U.S. District Court for the NMI Chief Judge Ramona V. Manglona has disagreed with the contention of a couple that their former car insurer’s $15,000 settlement in a wrongful death claim filed by a mother of a deceased son is invalid because it never received court approval.
Manglona said the CNMI statute does not offer any clarity as to whether court approval is a prerequisite to settlement that would affect the legality of negotiations between parties.
The court has not found any CNMI case law interpreting this provision, and couple Dong-Youl Kim and Hee Ko Moon offer none, either from this jurisdiction or other jurisdictions, said Manglona in denying the couple’s motion for partial summary judgment.
In the same order, the judge denied the request of the couple’s former car insurer, Pacific Indemnity Insurance Co., to sanction the couple for filing several motions for partial summary judgment.
She, however, barred Kim and Moon from filing any motions for partial or full summary judgment until after the close of discovery.
Manglona said all three of the couple’s motions for partial summary judgment could have been brought in a single motion, as no new facts or evidence was shown between the filing of each motion.
Despite this inefficiency, the court declines at this time to find this submission of piecemeal motions to be in bad faith, Manglona said.

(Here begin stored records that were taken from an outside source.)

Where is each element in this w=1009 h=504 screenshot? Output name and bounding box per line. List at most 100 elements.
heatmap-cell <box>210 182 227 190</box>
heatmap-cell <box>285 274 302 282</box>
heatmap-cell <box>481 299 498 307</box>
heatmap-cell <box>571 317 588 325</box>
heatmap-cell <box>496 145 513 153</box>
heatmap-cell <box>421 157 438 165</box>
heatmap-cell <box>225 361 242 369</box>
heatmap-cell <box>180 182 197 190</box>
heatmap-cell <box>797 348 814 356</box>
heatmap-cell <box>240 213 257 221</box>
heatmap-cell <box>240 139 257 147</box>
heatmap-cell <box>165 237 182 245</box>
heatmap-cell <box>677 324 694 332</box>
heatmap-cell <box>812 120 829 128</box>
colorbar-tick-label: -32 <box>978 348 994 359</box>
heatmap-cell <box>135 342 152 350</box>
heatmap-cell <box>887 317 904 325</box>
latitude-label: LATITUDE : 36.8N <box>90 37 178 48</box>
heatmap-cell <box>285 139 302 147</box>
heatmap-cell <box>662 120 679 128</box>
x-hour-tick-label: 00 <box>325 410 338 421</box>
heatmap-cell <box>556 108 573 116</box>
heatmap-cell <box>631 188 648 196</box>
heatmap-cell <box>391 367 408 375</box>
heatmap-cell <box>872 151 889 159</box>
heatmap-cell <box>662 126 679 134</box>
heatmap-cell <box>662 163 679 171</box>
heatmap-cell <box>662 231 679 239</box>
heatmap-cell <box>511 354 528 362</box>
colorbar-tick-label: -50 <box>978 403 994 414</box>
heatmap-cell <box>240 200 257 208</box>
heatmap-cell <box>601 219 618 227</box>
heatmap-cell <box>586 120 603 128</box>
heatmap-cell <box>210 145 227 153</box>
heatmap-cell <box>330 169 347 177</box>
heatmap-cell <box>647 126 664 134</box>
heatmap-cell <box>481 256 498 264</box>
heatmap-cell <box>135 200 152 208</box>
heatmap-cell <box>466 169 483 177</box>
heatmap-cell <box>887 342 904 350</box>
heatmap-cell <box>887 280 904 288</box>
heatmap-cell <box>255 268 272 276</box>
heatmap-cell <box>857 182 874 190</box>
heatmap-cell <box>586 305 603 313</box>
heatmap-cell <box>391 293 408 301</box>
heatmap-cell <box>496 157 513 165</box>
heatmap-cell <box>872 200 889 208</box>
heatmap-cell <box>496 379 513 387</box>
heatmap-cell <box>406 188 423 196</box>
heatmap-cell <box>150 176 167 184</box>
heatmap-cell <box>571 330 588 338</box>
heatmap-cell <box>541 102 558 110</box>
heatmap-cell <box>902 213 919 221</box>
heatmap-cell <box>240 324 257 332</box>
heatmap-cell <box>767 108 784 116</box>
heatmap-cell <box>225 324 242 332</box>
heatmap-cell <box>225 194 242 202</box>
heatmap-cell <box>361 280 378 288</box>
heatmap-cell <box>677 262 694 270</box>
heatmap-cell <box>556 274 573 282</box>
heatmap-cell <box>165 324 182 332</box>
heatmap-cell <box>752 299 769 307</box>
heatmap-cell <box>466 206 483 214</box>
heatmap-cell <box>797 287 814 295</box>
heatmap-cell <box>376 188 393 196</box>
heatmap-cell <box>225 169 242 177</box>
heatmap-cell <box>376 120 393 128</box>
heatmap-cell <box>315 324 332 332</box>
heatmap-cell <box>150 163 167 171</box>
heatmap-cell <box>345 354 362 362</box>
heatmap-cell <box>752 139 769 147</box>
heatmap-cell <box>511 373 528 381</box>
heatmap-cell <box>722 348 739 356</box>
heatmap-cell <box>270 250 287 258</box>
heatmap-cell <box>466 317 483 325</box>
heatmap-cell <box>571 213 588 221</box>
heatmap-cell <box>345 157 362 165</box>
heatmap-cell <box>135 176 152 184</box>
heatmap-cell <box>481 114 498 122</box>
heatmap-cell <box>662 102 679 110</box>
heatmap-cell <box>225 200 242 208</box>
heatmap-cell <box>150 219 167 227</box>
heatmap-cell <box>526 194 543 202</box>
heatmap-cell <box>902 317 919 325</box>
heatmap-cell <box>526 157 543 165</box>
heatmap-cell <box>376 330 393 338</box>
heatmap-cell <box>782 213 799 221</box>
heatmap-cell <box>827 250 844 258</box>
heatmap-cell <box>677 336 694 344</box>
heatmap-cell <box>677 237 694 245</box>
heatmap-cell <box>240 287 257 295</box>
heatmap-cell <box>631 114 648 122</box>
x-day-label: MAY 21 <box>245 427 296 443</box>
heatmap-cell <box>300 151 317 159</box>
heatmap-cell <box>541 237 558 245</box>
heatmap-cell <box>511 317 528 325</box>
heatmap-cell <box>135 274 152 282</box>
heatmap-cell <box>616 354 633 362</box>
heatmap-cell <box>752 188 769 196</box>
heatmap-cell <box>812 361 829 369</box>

On the merits of the couple’s claim, Manglona said that Kim and Moon offer no evidence, other than their lawyer Charles P. Reyes Jr.’s assertions of what orders he was able to find, to support the contention that court approval was not obtained.
Manglona said even if the Superior Court has not approved this settlement agreement, the District Court cannot say that it is invalid and unenforceable against Apolonia Joseph, as the adminstratrix and/or personal representative of her deceased son’s estate.
According to court records, Kim and Moon’s son was driving their car on Jan. 2, 2013, when it hit Jefferson Keju, who subsequently died. A second car reportedly then hit Keju.
Police and court records showed that Keju was running away after being chased and beat up by two men.
Keju’s mother, Apolonia Joseph, filed a claim with Pacific Indemnity Insurance Co. for wrongful death.
Joseph was subsequently appointed administratrix of her deceased son’s estate to, among other things, pursue the insurance claim with Pacific Indemnity Insurance Co.
Pacific Indemnity offered “the policy limits of $15,000” to settle the claim and provided a release of claims agreement.
On Feb. 27, 2014, in exchange for the $15,000 payment to “the estate of Keju,” Joseph signed the release of claims as the administratrix.
In the release of claims, Joseph agreed to release couple Kim and Moon, their son, and Pacific Indemnity.
Pacific Indemnity provided a copy of the release to plaintiffs’ attorney, who acknowledged receipt and responded that he would “pass it on to the clients.”
The $15,000 was paid to the law office of Joseph’s counsel and deposited in the client trust account. The next day, Feb. 28, 2014, the amount was paid to Joseph, minus funds owed her attorney.
In December 2014, an action for wrongful death was filed by a representative of Keju against the couple.
In March 2016, the couple agreed to a stipulated judgment against them in the amount of $300,000 in exchange for a covenant not to sue.
In August 2017, Kim and Moon filed the lawsuit against Pacific Indemnity for allegedly not defending them in the wrongful death lawsuit that forced them to settle with Keju’s family for $300,000.
The issue in this matter is the couple’s third motion for partial judgment, which contends the $15,000 settlement of Joseph’s wrongful death claim is invalid because it never received court approval.
Pacific Indemnity, through counsel Robert T. Torres, responds that plaintiffs are estopped from challenging the validity of the settlement because they accepted the benefit of the settlement.
Pacific Indemnity argues that, if the settlement was initially invalid, the plaintiffs ratified it by accepting the benefits and that the only person who could challenge the settlement is Joseph.